Shakhtar have not played a competitive match in Ukraine since Russia's full-scale invasion began in 2022. Last season, their home European fixtures were scattered across Ljubljana in Slovenia and Krakow in Poland — a nomadic existence that has become the painful new normal for a club that once packed its packed its Donbas Arena. For the 2026-27 campaign, however, Shakhtar earned direct entry into the Champions League league phase, bypassing the qualifying rounds when PSG's Ligue 1 title pushed them up the entry list.
That sporting fortune created a logistical opportunity — and a window for meaningful support. Brentford's Gtech Community Stadium meets all UEFA requirements for hosting Europe's premier club competition. Sources indicate UEFA would raise no objection, provided local authorities grant the necessary permissions. The talks are still ongoing, with a formal decision expected before the season begins.
For Brentford, the arrangement is not entirely unprecedented. The club has a history of renting out its 17,250-capacity ground for non-England international friendly matches and the World Sevens Football, a women's seven-a-side tournament. Club leadership has long framed such arrangements as both a community service and an important revenue stream. "We will not comment on the process until a decision is announced in the near future," a Shakhtar official said, underscoring the delicacy of negotiations still in progress.

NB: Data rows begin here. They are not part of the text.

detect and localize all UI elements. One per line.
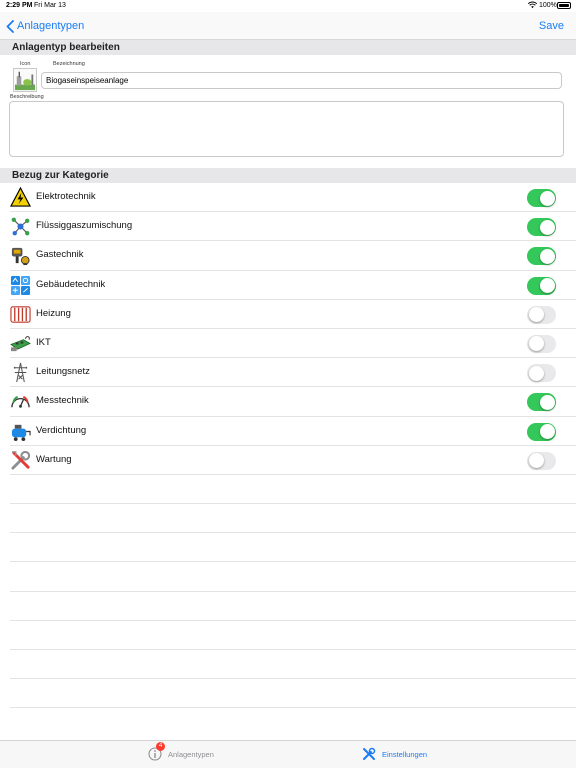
toggle-verdichtung[interactable] [527, 422, 556, 441]
back-button[interactable]: Anlagentypen [6, 18, 84, 34]
toggle-leitungsnetz[interactable] [527, 364, 556, 383]
category-item-gebaeudetechnik: Gebäudetechnik [10, 271, 576, 300]
category-label: Messtechnik [36, 395, 89, 407]
description-label: Beschreibung [10, 94, 44, 100]
gas-equipment-icon [11, 248, 30, 266]
category-item-verdichtung: Verdichtung [10, 417, 576, 446]
description-field[interactable] [9, 101, 564, 157]
category-item-elektrotechnik: Elektrotechnik [10, 183, 576, 213]
save-button[interactable]: Save [539, 20, 564, 32]
tab-einstellungen[interactable]: Einstellungen [362, 747, 427, 761]
empty-row [10, 592, 576, 621]
compressor-icon [11, 424, 31, 441]
icon-label: Icon [20, 61, 31, 67]
empty-row [10, 621, 576, 650]
wifi-icon [528, 1, 537, 9]
category-item-ikt: IKT [10, 329, 576, 359]
toggle-ikt[interactable] [527, 334, 556, 353]
status-time: 2:29 PM [6, 2, 33, 9]
toggle-elektrotechnik[interactable] [527, 189, 556, 207]
category-label: Wartung [36, 453, 72, 465]
toggle-fluessiggaszumischung[interactable] [527, 218, 556, 237]
network-board-icon [10, 336, 31, 352]
category-label: IKT [36, 336, 51, 348]
navigation-bar: Anlagentypen Save [0, 12, 576, 40]
tab-bar: 4 Anlagentypen Einstellungen [0, 740, 576, 768]
gauge-icon [11, 396, 30, 409]
status-date: Fri Mar 13 [34, 2, 66, 9]
category-label: Verdichtung [36, 424, 87, 436]
empty-row [10, 650, 576, 680]
category-item-wartung: Wartung [10, 446, 576, 475]
molecule-icon [11, 217, 30, 236]
category-label: Heizung [36, 307, 71, 319]
back-button-label: Anlagentypen [17, 20, 85, 32]
toggle-heizung[interactable] [527, 305, 556, 324]
battery-icon [557, 2, 571, 9]
name-label: Bezeichnung [53, 61, 85, 67]
radiator-icon [10, 306, 31, 323]
category-label: Gastechnik [36, 249, 84, 261]
section-header-edit: Anlagentyp bearbeiten [0, 40, 576, 55]
category-label: Elektrotechnik [36, 191, 96, 202]
section-header-category: Bezug zur Kategorie [0, 168, 576, 183]
notification-badge: 4 [156, 742, 165, 751]
category-item-leitungsnetz: Leitungsnetz [10, 358, 576, 388]
building-services-icon [10, 275, 31, 295]
category-label: Gebäudetechnik [36, 278, 106, 290]
toggle-gastechnik[interactable] [527, 247, 556, 266]
category-label: Leitungsnetz [36, 366, 90, 378]
tab-anlagentypen[interactable]: 4 Anlagentypen [148, 742, 214, 761]
tools-icon [363, 747, 376, 760]
toggle-gebaeudetechnik[interactable] [527, 276, 556, 295]
empty-row [10, 679, 576, 709]
battery-percent: 100% [539, 2, 557, 9]
status-bar: 2:29 PM Fri Mar 13 100% [0, 0, 576, 12]
biogas-plant-icon[interactable] [13, 68, 37, 92]
toggle-messtechnik[interactable] [527, 393, 556, 412]
empty-row [10, 475, 576, 505]
category-item-messtechnik: Messtechnik [10, 387, 576, 417]
empty-row [10, 533, 576, 563]
toggle-wartung[interactable] [527, 451, 556, 470]
category-item-gastechnik: Gastechnik [10, 241, 576, 271]
empty-row [10, 504, 576, 534]
tools-icon [11, 450, 31, 470]
name-field[interactable] [41, 72, 562, 89]
empty-row [10, 562, 576, 592]
category-list: Elektrotechnik Flüssiggaszumischung Gast… [0, 183, 576, 709]
electrical-warning-icon [10, 187, 31, 207]
power-pylon-icon [13, 362, 28, 383]
category-label: Flüssiggaszumischung [36, 220, 133, 232]
category-item-heizung: Heizung [10, 300, 576, 329]
tab-label: Einstellungen [382, 749, 428, 759]
chevron-left-icon [6, 19, 14, 33]
tab-label: Anlagentypen [168, 749, 214, 759]
category-item-fluessiggaszumischung: Flüssiggaszumischung [10, 212, 576, 242]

Yet the implications extend beyond balance sheets and logistics. Bringing Shakhtar to west London would place one of Eastern Europe's most storied clubs — three-time Premier League title winners with a global fanbase — in front of new audiences, while offering their players the closest thing to home advantage currently available. For fans who have watched their team drift from city to city for three years, the prospect of a fixed, dignified home, even temporarily, carries weight beyond sport.